May 07, 2024

Teach Not Fear, But Self-Esteem


Teach Not Fear, But Self-Esteem
A kid holding a Transgender pride flag. Esquerda.net, Wikimedia Commons

Julia, a trans woman, lives in St. Petersburg with her wife and two daughters. But recently the Russian government’s crackdown on LGBT people has hit home, as Julia had to pull her kids from school after receiving threats from the principal for being transgender. 

Julia, whose real name has been withheld, describes herself as a “forced non-binary person.” She has done over 20 years of hormone therapy. Her breasts have grown, but she says she does not look “100% feminine” or masculine. Julia uses both masculine and feminine pronouns. In 2020, she received permission to undergo gender-affirming surgery, but it could not be completed due to unrelated health complications. It takes her at least two hours for her to get ready in the morning and achieve a feminine appearance. And with small kids, this is even more difficult.

Julia had to rebuild many relationships after coming out as transgender. Her boss at an IT firm admitted to her that, before she worked there, he was a homophobe and transphobe. But meeting Julia changed him. Colleagues whose children came out as trans go to Julia for advice.
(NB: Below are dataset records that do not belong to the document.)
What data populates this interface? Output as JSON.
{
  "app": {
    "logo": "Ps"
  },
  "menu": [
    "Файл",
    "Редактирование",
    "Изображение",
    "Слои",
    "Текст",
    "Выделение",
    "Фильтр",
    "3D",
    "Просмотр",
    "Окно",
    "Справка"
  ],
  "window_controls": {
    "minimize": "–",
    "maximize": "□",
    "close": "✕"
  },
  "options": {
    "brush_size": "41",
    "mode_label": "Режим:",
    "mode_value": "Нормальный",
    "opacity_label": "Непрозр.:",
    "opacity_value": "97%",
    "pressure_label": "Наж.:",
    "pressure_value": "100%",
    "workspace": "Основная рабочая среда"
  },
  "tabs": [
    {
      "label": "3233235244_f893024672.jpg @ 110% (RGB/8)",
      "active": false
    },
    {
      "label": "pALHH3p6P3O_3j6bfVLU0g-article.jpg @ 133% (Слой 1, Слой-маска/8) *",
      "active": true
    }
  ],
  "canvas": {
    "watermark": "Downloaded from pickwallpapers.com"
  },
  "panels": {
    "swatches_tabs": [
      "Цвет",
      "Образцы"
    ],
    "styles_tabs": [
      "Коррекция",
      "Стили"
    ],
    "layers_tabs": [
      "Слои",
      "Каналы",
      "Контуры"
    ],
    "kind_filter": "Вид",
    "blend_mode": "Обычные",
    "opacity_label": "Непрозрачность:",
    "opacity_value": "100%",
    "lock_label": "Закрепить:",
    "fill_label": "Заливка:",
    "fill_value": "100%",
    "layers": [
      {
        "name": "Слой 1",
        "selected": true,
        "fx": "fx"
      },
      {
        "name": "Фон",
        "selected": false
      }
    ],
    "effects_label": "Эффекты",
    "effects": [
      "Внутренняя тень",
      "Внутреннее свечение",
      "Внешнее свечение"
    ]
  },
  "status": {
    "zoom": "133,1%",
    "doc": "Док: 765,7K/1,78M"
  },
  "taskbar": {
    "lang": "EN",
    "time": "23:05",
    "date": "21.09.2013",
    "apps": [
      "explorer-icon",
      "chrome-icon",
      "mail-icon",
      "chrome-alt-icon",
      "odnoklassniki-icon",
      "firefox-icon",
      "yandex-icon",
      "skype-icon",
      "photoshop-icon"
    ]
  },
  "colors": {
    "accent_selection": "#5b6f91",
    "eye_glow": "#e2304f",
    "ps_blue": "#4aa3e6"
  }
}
At first, it was hard for her wife to accept that her partner was trans. Four years after coming out, the couple went out together to the theater, fully embracing Julia as a trans woman. However, recent legislation declaring LGBT persons as extremists has put the pair on edge, as the possibility of them being attacked or losing their jobs has increased.

In March, Julia took her youngest daughter to school, where her wife also worked, as she would do from time to time. A teacher saw the young girl with a person with a beard, make-up, and painted nails and began interrogating the student. The kid explained to her teacher that that was her dad. The teacher said, "Dad shouldn't look like mom!" The girl responded, "Dad can look like mom but still remain dad."

Shortly afterward, the principal summoned the couple and gave them two options: divorcing or Julia's wife quitting her job and pulling their daughter out of the school. Julia reminded the principal that both parents and kids can be LGBT and offered to advise her on the subject. She told Holod, "I'm glad I had the opportunity to talk to the director and look her in the eye. She saw that a trans person could be equal and not everyone could be humiliated." However, it became clear to Julia that Russia's education system was permeated with fear and had lost its ability to care for children.

The couple pulled their youngest daughter from the school and looked for another one that taught "not fear, but self-esteem." In the institution where their eldest daughter studies, she was allowed to join a woodworking course where only men were usually allowed. 

Julia has not only faced transphobia in the education system, but was also persecuted by authorities for her gender. An investigator contacted her after someone filed a complaint against her for violating "LGBT propaganda" laws, as she administered a chat room for trans people. Julia suspects that a group of people who had avatars bearing swastikas and who made threats against her had reported her to authorities. 

After this incident, her company offered her the option of relocation. Lawyers insisted that she should "drop everything and run" from Russia. But Julia plans to stay in Russia as long as she can "just so that people to whom I am an example have hope that they can survive even in such an environment."